Answered above for the charm channel and revision

Relevant log output

See above

Additional context

No response

[seb4stien]

Thanks for reporting it. We created a corresponding item in our internal backlog: https://warthogs.atlassian.net/browse/ISD-3379

[swetha1654]

@ben-ballot i took a look at this issue and the issue arises because launchpad.net.domain file is not present in the external git repo configured in the httprequest-lego-provider charm. Now we could either:

1. Have the charm create the .domain file for a new domain if it does not exist.
2. Have IS create the .domain file manually. From the httprequest-lego-provider's perspective, it would assume that the .domain file for a give domain would always be present.

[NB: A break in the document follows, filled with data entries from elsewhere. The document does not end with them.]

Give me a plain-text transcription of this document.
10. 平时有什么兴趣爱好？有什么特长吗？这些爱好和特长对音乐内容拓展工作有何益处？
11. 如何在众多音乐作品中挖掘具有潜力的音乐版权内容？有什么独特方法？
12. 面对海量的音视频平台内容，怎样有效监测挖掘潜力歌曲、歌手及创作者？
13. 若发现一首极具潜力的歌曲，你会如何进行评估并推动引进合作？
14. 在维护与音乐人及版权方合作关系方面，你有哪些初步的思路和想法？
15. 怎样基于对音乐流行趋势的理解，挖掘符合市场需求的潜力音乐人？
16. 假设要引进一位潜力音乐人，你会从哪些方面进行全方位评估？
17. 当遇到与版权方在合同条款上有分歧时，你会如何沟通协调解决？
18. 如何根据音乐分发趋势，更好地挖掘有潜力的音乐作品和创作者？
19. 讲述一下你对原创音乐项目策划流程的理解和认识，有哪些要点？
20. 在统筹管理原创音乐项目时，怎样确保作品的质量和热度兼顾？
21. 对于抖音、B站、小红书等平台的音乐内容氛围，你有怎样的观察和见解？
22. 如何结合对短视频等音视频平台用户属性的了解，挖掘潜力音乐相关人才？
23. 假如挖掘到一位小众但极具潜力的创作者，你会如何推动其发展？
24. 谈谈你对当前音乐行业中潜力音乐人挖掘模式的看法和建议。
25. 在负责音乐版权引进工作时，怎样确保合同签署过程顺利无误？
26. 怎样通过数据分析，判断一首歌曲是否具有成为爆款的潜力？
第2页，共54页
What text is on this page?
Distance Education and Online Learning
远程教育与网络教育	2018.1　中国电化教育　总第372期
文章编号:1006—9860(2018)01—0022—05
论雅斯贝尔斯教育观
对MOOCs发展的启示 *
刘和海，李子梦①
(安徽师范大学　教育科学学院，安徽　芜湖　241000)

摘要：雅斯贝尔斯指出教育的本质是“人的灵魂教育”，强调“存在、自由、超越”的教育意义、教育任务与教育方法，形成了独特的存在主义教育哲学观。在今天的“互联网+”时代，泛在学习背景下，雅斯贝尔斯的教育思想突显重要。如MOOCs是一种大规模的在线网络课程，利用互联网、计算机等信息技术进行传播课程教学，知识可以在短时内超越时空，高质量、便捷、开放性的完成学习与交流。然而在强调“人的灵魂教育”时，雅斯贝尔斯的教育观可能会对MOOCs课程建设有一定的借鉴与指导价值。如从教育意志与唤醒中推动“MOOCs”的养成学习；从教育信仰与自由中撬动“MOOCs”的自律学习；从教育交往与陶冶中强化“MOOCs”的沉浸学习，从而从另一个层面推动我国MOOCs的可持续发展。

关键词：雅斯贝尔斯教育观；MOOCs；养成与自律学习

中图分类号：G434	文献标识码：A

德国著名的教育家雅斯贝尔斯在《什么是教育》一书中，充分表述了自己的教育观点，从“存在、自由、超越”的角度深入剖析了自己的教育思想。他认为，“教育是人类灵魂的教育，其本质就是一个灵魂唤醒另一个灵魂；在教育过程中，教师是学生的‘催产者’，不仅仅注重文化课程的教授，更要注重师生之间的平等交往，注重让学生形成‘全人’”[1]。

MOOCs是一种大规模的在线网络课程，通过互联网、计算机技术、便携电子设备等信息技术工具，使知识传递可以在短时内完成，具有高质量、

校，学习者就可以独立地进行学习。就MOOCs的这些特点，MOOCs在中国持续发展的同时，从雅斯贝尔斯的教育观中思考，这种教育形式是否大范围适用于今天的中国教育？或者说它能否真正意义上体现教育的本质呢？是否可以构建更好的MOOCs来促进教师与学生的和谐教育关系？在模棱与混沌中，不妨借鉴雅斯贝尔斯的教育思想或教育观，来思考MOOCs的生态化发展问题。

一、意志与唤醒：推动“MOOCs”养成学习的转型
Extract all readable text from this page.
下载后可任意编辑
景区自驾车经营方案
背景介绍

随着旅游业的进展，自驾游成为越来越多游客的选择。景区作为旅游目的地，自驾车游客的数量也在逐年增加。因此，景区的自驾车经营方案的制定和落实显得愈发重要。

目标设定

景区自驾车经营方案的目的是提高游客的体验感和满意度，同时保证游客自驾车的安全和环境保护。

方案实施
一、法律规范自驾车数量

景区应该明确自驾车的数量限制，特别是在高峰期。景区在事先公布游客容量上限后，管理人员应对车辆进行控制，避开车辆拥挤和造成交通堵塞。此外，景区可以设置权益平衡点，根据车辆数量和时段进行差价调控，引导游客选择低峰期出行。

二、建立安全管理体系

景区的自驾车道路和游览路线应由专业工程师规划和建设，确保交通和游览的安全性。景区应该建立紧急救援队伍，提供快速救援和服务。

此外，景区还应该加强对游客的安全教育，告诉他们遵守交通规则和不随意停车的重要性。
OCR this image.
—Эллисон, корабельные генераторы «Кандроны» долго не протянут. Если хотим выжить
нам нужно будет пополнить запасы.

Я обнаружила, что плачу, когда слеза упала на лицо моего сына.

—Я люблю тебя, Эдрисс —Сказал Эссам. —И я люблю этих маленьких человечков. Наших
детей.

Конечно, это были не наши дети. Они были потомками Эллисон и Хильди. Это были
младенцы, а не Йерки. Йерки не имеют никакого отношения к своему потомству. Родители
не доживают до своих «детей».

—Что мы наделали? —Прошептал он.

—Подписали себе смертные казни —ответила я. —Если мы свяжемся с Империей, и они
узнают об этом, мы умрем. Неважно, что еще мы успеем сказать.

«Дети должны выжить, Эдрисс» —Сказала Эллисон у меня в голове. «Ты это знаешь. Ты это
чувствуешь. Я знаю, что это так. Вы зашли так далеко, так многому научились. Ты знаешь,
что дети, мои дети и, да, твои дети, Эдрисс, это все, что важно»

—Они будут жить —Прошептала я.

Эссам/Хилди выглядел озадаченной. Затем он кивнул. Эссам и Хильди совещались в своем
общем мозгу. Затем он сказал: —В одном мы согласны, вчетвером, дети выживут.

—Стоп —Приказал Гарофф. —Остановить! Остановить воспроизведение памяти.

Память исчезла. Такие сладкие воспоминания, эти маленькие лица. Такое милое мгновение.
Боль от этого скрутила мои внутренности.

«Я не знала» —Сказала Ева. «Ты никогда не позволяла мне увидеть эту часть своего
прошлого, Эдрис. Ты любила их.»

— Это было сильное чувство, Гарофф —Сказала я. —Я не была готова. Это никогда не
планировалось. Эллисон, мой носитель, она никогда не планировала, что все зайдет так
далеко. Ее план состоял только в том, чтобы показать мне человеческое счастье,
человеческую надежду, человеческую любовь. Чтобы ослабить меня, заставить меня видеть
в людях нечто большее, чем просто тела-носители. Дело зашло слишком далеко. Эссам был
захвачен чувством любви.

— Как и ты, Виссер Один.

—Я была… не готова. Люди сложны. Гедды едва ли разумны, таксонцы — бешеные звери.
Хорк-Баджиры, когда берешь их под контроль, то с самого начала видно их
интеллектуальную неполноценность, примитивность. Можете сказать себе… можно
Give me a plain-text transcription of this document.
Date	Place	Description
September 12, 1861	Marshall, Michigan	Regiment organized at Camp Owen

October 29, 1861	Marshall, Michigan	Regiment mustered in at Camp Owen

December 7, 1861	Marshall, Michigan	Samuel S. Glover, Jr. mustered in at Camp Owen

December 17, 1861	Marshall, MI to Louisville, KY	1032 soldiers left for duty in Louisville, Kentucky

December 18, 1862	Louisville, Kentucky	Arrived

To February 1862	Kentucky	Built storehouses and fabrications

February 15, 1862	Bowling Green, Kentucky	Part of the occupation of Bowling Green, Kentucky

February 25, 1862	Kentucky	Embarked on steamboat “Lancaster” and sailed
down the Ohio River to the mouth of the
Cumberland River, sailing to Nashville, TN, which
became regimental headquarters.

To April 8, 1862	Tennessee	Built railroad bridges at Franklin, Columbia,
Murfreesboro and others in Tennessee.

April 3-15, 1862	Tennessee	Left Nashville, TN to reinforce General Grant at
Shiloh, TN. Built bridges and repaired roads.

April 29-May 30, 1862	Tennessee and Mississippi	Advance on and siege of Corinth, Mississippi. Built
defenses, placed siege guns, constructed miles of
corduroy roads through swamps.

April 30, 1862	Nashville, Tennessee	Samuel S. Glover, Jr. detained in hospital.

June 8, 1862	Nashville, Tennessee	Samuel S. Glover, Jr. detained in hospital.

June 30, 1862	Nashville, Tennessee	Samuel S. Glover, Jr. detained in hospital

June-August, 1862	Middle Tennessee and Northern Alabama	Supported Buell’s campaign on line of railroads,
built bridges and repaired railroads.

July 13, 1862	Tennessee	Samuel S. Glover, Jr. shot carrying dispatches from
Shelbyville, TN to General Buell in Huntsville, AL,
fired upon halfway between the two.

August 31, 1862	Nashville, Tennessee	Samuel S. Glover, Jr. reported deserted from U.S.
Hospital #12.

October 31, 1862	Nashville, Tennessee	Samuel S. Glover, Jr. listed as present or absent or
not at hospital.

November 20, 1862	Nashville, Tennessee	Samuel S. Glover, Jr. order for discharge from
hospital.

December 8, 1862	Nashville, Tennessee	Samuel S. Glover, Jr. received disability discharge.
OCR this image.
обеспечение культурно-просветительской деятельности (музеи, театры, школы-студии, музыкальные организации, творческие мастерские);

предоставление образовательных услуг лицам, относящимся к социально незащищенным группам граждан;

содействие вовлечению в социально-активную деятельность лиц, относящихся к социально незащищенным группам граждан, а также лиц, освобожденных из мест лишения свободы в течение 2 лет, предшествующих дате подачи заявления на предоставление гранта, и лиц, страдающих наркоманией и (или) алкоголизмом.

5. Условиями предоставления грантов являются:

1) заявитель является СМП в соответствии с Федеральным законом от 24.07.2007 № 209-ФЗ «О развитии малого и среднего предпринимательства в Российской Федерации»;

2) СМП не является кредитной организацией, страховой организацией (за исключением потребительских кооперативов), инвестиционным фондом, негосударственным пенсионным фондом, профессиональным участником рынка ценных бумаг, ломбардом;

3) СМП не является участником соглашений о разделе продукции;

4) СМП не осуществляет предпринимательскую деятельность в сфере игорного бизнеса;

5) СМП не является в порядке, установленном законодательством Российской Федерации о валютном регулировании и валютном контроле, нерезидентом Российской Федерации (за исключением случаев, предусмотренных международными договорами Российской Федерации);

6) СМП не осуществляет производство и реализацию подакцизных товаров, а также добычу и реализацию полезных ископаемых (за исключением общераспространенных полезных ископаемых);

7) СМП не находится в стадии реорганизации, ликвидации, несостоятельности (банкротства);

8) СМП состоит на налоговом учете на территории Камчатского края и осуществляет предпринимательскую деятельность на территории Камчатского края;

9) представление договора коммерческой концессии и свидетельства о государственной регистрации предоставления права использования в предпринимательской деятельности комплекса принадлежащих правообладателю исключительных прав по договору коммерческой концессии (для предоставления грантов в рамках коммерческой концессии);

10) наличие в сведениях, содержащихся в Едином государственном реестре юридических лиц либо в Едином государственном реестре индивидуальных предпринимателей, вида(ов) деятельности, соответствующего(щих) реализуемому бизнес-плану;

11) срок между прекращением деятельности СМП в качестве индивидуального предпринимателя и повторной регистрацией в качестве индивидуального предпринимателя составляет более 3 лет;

I checked with the team internally and they mentioned that it would be good to check with IS how they want the charm to behave. So would appreciate your input here. Thanks!

[syncronize-issues-to-jira]

Thank you for reporting your feedback to us!

The internal ticket has been created: https://warthogs.atlassian.net/browse/ISD-4097.

This message was autogenerated

[alexdlukens]

@swetha1654 Following up from IS side. I think having IS create the .domain file manually would make sense here, since our DNS servers are only authoritative for certain domains. Nothing would stop a client from requesting a cert for testing.google.com but this would surely fail validation. But to @ben-ballot 's point, the error could be more descriptive that the domain is not configured.

e.g. Error: launchpad.net.domain file not found in git repository. Is this site configured for DNS?.

Also is there any way to communicate this error to the lego charm requesting the certificate? Instead of just having a pydantic validation error

Thanks

[swetha1654]

@alexdlukens Thanks for the response. Let me raise a PR to make the error message a bit more clear.
WRT to the response back to LEGO, the httprequest-lego-provider code is executed when the LEGO workload makes a API call to the charm. We would perhaps make the error message clear in the API response, and the LEGO charm would have to ensure to log the API outputs properly.